In a follow-up email, Crown said that it “does not charge customers for development of printing plates,” but charges a small fee “for the development and separation of artwork prior to printing on the can.”

Ethan Long and Marcus Burnett started brewing beer at their bungalows in the Rockaways, about an hour’s subway ride from New York City. They eventually opened a 700-square-foot brewery and tasting room in Queens, the Rockaway Brewing Co., and sold glass jugs of beer known as growlers from a small counter space near the door.

The two men raised $30,000 to buy a canning machine to package more transportable 16-ounce servings of their seasonal and staple beers, and they expanded their facility, adding two rooms.

“We haven’t been able to do a big variety of one-offs because there haven’t been available cans,” said Long, who estimates that he uses about 6,000 cans every month. By comparison, Anheuser-Busch InBev says it uses an average of 1.5 billion cans a month.

Simply switching to another size can, or bottle, is not always easy. Labels are often specifically designed for 16-ounce cans, and they require approval from federal and local alcohol authorities.

Some breweries have also built their identities around the distinct look of a 16-ounce size, Watson of the Brewers Association said. Additionally, glass bottles typically cost more, which can make a difference given the relatively modest budgets of many local and regional brewers.

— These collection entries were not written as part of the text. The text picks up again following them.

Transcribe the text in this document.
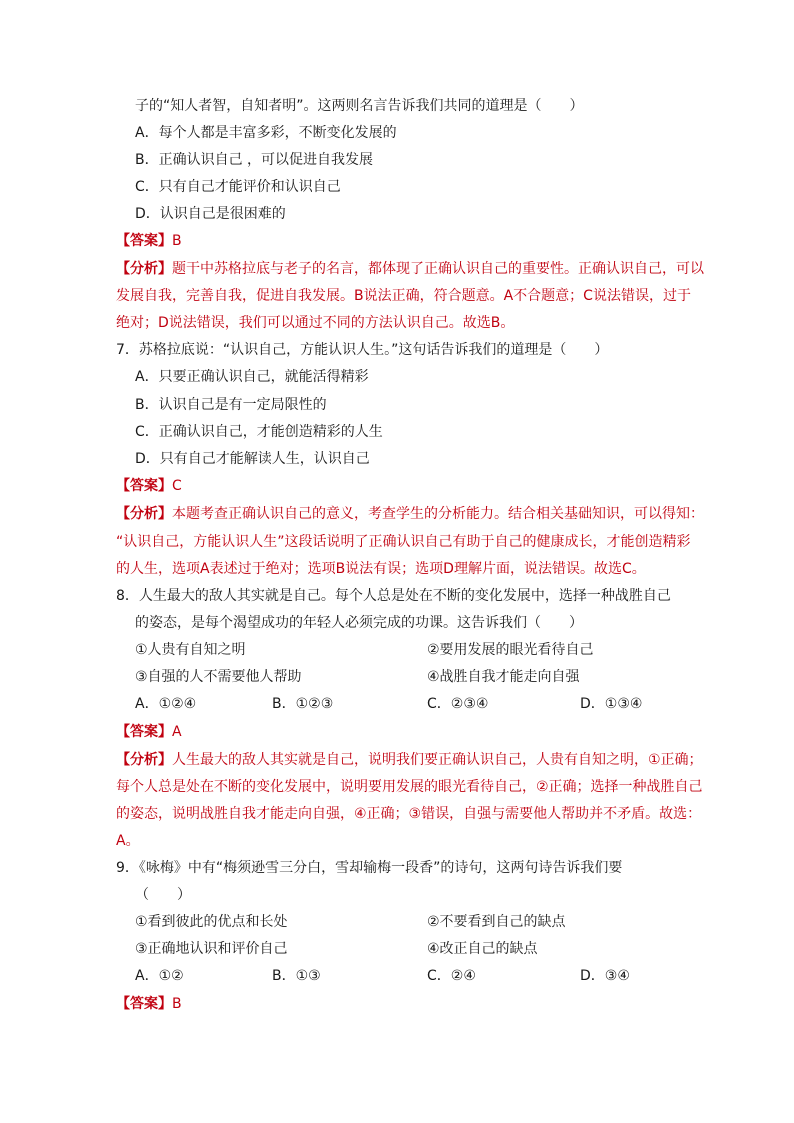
子的“知人者智，自知者明”。这两则名言告诉我们共同的道理是（　　）
A．每个人都是丰富多彩，不断变化发展的
B．正确认识自己 ，可以促进自我发展
C．只有自己才能评价和认识自己
D．认识自己是很困难的
【答案】B
【分析】题干中苏格拉底与老子的名言，都体现了正确认识自己的重要性。正确认识自己，可以
发展自我，完善自我，促进自我发展。B说法正确，符合题意。A不合题意；C说法错误，过于
绝对；D说法错误，我们可以通过不同的方法认识自己。故选B。
7．苏格拉底说：“认识自己，方能认识人生。”这句话告诉我们的道理是（　　）
A．只要正确认识自己，就能活得精彩
B．认识自己是有一定局限性的
C．正确认识自己，才能创造精彩的人生
D．只有自己才能解读人生，认识自己
【答案】C
【分析】本题考查正确认识自己的意义，考查学生的分析能力。结合相关基础知识，可以得知：
“认识自己，方能认识人生”这段话说明了正确认识自己有助于自己的健康成长，才能创造精彩
的人生，选项A表述过于绝对；选项B说法有误；选项D理解片面，说法错误。故选C。
8．人生最大的敌人其实就是自己。每个人总是处在不断的变化发展中，选择一种战胜自己
的姿态，是每个渴望成功的年轻人必须完成的功课。这告诉我们（　　）
①人贵有自知之明	②要用发展的眼光看待自己
③自强的人不需要他人帮助	④战胜自我才能走向自强
A．①②④	B．①②③	C．②③④	D．①③④
【答案】A
【分析】人生最大的敌人其实就是自己，说明我们要正确认识自己，人贵有自知之明，①正确；
每个人总是处在不断的变化发展中，说明要用发展的眼光看待自己，②正确；选择一种战胜自己
的姿态，说明战胜自我才能走向自强，④正确；③错误，自强与需要他人帮助并不矛盾。故选：
A。
9．《咏梅》中有“梅须逊雪三分白，雪却输梅一段香”的诗句，这两句诗告诉我们要
（　　）
①看到彼此的优点和长处	②不要看到自己的缺点
③正确地认识和评价自己	④改正自己的缺点
A．①②	B．①③	C．②④	D．③④
【答案】B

“For a small startup business, it’s not an insignificant amount of money,” said Halayko of Newburgh. “We’re just buying blank cans, wherever we can find them, and then we’re actually applying the labels ourselves.”

Newburgh has had internal discussions about whether to switch to a 12-ounce can, he said. But the company put a lot of effort into making its packaging distinctive, and in April the purple cow on its cream ale even won the Most Loved Label Competition sponsored by CNBC.